クラブ選手権を秋に開催するのは今や当たり前ではない
メンバーシップコースは毎年1回、クラブチャンピオンを決めるクラブ選手権を開催します。日本のゴルフ場の8割以上はメンバーシップコースですから、クラブハウスの目立つ場所に飾られているクラブチャンピオンボードを見かけたことがあるのではないでしょうか。
多くのゴルフ場は秋にクラブ選手権を開催すると聞いたことがありましたので、クラブ選手権の開催状況をゴルフ場関係者に聞いてみました。
「ウチのゴルフ場は今年も9月にクラブ選手権を開催しましたけど、他のゴルフ場は必ずしも9月と決まっているわけではないようですよ。最近は7~8月に開催するゴルフ場も増えています。それには次のような事情があります」

「クラブ選手権は最初にストロークプレーの予選を行ない、上位16人が翌週の決勝トーナメントに進出します。決勝トーナメントはマッチプレーで行なわれます」
「決勝トーナメント1回戦は予選1位の選手と16位の選手、2位の選手と15位の選手が対戦するように組み合わせます。1回戦の勝者8人が2回戦に勝ち上がり、準決勝進出をかけて戦います。準決勝は27ホールマッチ、決勝は36ホールマッチで勝者を決めるのが一般的です」
「これを毎週日曜日に4~5週かけて行ないますから長丁場なんですね。しかも決勝トーナメントはマッチプレーですから、一般のお客様をパスさせてもらいます。これがけっこう大変なのです」
「マッチプレーの開催日はクラブハウスの入り口に『本日はマッチプレーを開催していますので、選手が来た場合はパスをお願いします』という看板を立てますが、ほとんどのお客様はまさか自分たちのプレー中に選手が来るなんて思っていません」
「そして選手が来ると、1組だけなら5分程度の待ち時間ですけど、4組続けて来ると20分くらい待たなきゃいけません。一般のお客様にとってクラブ選手権なんて関係ありませんから、『いつまで待たせるんだ』とクレームをいただくこともあります」
「選手たちの前には競技委員が先導しており、前の組に追いついたら『すみません、今、クラブ選手権をやっていまして、マッチプレーなのでパスさせてもらっていいですか』と声をかけ、プレーを中断してもらいます」
「クラブ選手権のことを知っているお客様は、選手たちに『頑張れよ!』と声援を送ってくださる方もいます」
「また、クラブ選手権のこと知らないお客様も、決勝トーナメント進出者の打つ球は一般ゴルファーとは違いますから、『おー、すげえな!』と興味深く見物してくださる方もいます」
「ただ、待ち時間が長くなりますと『いつまで待たせるんだ』ということになりますから、ウチのゴルフ場では選手たちの後ろに同行する競技委員が『お待たせしました』みたいな感じで缶ジュースか何かを渡しています」
来場者数が少なくなる7~8月に開催するコースが増加
メンバーシップのゴルフ場といえども、今の時代はビジターの集客が売り上げアップの肝です。
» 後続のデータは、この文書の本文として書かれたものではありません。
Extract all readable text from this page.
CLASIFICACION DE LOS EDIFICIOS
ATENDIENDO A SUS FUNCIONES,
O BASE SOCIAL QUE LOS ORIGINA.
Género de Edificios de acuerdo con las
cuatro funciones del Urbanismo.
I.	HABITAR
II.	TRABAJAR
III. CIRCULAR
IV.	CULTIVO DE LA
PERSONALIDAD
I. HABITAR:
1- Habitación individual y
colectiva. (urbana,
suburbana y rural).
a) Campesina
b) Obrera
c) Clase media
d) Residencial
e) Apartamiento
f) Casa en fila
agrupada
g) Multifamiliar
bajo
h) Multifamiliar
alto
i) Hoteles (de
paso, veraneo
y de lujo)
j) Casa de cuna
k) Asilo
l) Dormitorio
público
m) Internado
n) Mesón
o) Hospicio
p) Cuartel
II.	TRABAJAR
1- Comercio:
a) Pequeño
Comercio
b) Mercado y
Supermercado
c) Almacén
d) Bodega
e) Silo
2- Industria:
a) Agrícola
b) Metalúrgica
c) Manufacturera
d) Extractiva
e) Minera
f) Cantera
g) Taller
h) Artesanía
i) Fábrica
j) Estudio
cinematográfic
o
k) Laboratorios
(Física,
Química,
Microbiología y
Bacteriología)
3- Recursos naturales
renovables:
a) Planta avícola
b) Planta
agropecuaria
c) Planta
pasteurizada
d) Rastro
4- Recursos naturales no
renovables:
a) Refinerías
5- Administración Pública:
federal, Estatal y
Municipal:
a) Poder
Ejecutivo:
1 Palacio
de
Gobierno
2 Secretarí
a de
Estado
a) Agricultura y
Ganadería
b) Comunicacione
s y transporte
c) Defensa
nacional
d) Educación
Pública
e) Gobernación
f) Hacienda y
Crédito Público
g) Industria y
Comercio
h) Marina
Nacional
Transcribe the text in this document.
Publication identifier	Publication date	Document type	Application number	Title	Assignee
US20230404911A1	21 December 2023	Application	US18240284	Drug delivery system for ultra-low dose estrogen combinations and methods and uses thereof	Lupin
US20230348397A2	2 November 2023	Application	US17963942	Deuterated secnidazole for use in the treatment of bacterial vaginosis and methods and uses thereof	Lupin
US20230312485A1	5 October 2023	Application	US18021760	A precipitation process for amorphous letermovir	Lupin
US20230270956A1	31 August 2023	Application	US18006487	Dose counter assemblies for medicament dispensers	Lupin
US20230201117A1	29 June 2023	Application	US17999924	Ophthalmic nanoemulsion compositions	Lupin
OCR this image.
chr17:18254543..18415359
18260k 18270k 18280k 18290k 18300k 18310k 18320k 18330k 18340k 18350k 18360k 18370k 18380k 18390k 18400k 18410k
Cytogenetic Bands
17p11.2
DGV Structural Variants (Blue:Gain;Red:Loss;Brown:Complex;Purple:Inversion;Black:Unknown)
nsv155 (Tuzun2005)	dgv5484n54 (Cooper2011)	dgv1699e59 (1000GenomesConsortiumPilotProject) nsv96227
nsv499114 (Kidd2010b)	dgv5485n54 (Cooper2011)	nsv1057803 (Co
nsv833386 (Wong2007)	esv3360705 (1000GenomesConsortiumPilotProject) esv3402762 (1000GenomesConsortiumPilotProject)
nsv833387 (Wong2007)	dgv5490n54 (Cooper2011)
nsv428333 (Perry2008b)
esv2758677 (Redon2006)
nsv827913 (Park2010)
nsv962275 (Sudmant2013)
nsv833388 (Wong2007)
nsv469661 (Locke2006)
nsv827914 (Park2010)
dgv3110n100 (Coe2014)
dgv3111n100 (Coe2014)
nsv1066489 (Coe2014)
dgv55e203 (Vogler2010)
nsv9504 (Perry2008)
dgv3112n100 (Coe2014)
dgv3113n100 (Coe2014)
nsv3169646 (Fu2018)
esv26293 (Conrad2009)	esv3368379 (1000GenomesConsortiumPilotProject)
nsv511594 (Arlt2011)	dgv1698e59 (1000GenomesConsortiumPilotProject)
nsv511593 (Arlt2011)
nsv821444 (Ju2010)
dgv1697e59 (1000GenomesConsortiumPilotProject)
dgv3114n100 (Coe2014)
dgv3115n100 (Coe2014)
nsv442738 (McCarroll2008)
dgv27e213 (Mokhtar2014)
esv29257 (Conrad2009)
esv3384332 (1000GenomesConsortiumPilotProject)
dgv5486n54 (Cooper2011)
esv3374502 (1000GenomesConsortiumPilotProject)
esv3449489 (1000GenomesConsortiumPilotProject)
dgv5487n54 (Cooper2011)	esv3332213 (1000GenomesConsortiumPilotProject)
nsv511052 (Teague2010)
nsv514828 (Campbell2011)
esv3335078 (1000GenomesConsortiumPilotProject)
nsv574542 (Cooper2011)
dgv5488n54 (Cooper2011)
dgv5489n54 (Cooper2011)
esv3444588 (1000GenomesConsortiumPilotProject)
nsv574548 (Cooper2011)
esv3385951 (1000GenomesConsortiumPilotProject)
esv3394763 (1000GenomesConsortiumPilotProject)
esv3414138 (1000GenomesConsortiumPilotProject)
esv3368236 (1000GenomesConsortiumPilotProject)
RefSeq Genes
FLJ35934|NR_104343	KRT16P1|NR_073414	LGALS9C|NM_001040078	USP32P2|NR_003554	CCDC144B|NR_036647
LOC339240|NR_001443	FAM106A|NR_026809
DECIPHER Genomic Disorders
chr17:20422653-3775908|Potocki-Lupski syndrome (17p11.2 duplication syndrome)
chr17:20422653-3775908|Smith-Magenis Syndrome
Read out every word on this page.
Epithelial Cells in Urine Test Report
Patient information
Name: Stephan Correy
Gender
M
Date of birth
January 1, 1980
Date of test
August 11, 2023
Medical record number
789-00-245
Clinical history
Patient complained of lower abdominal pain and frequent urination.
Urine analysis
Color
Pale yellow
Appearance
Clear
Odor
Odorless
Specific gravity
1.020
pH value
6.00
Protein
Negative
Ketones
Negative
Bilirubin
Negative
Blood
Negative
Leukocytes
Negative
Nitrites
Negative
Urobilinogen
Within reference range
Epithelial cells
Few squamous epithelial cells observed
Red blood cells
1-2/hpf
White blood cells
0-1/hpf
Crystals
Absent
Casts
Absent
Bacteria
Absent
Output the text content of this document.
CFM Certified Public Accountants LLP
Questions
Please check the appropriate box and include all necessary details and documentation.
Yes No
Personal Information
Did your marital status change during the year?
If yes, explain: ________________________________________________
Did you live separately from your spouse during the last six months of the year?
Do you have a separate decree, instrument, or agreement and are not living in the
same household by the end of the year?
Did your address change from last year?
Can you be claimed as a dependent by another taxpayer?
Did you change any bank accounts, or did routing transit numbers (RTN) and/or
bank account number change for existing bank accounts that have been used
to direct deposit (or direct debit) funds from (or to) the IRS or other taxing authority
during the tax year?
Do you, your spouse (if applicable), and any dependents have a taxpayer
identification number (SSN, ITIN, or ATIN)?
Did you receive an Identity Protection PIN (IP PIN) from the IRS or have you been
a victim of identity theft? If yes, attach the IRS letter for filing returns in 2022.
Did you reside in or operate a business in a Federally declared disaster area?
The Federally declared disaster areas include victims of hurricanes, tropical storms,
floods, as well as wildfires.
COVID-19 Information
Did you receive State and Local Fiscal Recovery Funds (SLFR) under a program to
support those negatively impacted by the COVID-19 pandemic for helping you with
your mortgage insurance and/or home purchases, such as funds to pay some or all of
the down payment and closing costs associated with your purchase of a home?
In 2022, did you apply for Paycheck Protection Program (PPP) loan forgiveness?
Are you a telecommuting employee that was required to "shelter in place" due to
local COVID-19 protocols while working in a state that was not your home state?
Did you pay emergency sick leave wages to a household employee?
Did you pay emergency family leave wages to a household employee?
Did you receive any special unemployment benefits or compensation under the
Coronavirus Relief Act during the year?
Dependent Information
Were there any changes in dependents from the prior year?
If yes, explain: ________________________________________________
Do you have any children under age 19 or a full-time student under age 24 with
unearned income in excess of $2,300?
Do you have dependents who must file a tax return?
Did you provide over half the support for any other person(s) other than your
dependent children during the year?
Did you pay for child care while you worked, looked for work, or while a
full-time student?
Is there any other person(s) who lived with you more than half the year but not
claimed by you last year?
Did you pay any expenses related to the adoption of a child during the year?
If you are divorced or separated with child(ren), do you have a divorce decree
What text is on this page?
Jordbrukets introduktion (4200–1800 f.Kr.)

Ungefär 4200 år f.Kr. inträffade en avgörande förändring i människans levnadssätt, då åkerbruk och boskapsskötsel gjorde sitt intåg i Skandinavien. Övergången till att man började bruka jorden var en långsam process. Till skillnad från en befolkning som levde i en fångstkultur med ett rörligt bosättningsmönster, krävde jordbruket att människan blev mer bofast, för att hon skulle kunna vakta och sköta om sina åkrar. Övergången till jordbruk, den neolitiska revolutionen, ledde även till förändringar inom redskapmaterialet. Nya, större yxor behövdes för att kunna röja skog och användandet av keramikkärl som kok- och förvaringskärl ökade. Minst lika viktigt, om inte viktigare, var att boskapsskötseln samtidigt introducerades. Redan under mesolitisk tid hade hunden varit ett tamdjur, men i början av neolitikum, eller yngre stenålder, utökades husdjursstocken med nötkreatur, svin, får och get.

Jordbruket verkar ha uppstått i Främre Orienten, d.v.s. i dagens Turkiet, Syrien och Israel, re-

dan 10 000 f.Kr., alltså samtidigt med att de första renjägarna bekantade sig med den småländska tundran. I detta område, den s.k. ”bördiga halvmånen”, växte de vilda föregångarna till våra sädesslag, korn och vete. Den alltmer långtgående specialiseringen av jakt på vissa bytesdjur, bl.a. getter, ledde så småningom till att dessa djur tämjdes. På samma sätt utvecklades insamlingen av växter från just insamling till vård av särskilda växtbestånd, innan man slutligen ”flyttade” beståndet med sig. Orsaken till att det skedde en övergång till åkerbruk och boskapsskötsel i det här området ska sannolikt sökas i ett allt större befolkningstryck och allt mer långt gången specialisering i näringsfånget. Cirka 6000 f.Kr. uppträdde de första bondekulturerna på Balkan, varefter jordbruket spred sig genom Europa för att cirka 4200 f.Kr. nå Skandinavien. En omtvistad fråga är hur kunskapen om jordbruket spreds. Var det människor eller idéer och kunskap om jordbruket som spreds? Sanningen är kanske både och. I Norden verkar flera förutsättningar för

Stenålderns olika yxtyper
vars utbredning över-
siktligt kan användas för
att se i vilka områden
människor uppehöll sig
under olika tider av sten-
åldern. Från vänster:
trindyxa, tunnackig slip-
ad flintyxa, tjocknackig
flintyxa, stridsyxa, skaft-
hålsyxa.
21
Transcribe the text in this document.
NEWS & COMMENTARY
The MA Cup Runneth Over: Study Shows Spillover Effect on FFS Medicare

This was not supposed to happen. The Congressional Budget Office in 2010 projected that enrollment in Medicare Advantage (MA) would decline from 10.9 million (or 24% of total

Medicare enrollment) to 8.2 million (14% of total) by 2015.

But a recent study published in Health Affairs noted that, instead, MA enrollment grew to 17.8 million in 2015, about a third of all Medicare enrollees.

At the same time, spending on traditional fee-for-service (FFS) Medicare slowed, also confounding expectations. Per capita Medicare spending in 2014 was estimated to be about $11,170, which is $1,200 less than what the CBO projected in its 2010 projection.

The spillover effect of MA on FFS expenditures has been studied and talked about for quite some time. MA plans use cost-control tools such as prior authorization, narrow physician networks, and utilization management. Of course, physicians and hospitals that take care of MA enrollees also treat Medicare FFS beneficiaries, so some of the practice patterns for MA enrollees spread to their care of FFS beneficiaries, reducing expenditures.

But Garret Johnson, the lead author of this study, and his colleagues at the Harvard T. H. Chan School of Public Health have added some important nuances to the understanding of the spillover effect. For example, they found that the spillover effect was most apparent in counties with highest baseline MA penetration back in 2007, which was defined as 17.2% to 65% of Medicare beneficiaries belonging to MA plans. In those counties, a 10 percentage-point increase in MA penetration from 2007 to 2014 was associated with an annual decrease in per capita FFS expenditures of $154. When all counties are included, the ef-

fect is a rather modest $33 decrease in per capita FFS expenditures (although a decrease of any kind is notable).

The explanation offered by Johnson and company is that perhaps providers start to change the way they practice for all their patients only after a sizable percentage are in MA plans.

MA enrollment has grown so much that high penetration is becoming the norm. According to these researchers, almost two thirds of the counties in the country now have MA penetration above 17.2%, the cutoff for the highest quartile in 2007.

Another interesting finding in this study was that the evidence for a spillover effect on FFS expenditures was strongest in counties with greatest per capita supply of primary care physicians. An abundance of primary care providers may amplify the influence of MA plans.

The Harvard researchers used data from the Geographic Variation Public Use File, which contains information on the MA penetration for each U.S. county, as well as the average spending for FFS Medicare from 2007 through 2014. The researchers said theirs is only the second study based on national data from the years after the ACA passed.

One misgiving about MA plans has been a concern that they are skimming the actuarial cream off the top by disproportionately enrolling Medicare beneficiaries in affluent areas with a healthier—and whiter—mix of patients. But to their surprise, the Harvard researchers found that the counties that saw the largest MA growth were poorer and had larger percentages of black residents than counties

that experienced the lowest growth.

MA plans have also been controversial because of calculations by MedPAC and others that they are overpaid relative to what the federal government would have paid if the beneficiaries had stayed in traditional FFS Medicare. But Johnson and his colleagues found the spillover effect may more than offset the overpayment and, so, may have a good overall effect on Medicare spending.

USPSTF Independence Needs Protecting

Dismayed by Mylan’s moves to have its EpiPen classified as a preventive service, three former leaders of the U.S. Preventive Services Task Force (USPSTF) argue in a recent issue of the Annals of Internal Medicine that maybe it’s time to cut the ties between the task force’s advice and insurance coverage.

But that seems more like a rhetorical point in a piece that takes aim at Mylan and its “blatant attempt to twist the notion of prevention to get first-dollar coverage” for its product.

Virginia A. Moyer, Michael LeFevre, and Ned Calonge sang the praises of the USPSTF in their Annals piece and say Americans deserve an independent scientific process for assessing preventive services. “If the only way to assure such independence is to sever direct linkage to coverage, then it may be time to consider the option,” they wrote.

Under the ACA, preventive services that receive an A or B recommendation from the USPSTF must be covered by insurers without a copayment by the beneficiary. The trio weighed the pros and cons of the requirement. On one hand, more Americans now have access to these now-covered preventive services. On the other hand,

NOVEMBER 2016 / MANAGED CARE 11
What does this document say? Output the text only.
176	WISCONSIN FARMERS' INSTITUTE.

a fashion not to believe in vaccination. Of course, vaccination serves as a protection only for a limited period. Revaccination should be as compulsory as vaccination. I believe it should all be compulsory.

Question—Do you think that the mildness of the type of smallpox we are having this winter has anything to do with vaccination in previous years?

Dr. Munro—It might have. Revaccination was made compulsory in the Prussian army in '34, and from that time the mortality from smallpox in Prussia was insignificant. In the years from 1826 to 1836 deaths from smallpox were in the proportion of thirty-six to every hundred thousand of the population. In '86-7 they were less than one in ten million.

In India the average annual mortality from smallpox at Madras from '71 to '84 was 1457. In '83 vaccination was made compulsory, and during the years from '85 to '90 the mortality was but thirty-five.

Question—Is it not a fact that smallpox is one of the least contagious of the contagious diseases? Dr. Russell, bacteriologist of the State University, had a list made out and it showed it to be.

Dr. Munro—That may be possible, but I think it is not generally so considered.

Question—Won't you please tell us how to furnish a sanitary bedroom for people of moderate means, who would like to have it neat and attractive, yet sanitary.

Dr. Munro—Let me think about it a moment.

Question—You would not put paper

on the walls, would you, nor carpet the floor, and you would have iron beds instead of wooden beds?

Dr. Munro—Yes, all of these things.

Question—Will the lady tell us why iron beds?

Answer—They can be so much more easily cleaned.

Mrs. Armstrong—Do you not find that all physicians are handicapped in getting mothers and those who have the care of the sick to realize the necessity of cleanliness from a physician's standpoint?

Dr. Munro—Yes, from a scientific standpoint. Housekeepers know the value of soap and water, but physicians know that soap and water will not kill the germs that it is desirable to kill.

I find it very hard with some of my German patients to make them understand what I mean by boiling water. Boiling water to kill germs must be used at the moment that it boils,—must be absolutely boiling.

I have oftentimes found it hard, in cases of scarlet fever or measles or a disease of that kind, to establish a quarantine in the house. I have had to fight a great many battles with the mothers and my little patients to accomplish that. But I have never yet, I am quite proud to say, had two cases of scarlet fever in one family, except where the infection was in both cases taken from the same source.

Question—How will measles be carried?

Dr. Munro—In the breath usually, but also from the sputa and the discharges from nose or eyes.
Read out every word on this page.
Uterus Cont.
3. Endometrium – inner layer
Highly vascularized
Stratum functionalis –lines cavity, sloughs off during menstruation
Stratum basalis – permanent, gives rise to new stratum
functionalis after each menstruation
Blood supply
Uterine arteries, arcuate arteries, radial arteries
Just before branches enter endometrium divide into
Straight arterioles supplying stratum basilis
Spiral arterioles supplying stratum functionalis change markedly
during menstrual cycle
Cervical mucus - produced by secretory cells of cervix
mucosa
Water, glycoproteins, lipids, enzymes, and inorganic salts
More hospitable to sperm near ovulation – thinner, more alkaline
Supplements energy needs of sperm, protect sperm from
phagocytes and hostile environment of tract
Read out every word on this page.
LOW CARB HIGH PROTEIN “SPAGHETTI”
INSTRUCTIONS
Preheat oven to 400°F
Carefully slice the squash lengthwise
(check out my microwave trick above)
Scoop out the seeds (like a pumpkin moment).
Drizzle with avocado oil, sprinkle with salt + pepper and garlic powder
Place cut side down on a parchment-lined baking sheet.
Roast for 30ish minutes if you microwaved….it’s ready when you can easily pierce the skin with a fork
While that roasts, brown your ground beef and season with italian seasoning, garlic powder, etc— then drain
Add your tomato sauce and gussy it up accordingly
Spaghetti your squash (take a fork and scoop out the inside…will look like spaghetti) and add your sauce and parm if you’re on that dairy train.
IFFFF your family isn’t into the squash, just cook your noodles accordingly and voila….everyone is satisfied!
客単価の高い9月の日曜日に来場してくれる一般のお客様を長時間待たせるのは得策ではありません。
そこで客単価が低く、来場者数も少なくなる夏の間にクラブ選手権を開催してしまおうというゴルフ場が増えているようです。
そもそもクラブ選手権はすべてのメンバーが出場する競技ではなく、毎週日曜日に4~5週連続でプレーできる人しか出場しません。いくら腕前に自信があっても、スケジュールの都合がつかない人は出場できません。
また、ゴルフ場のメンバーになる人のすべてが競技志向というわけでもありません。親睦目的の人はそれなりの腕前を持っていても競技には参加しません。
クラブ選手権に出場する数十人のメンバーのために、出場しない数百人のメンバーや毎週日曜日に来場する1日50組200人のお客様に不便をかけるわけにはいかないというのがゴルフ場の意向のようです。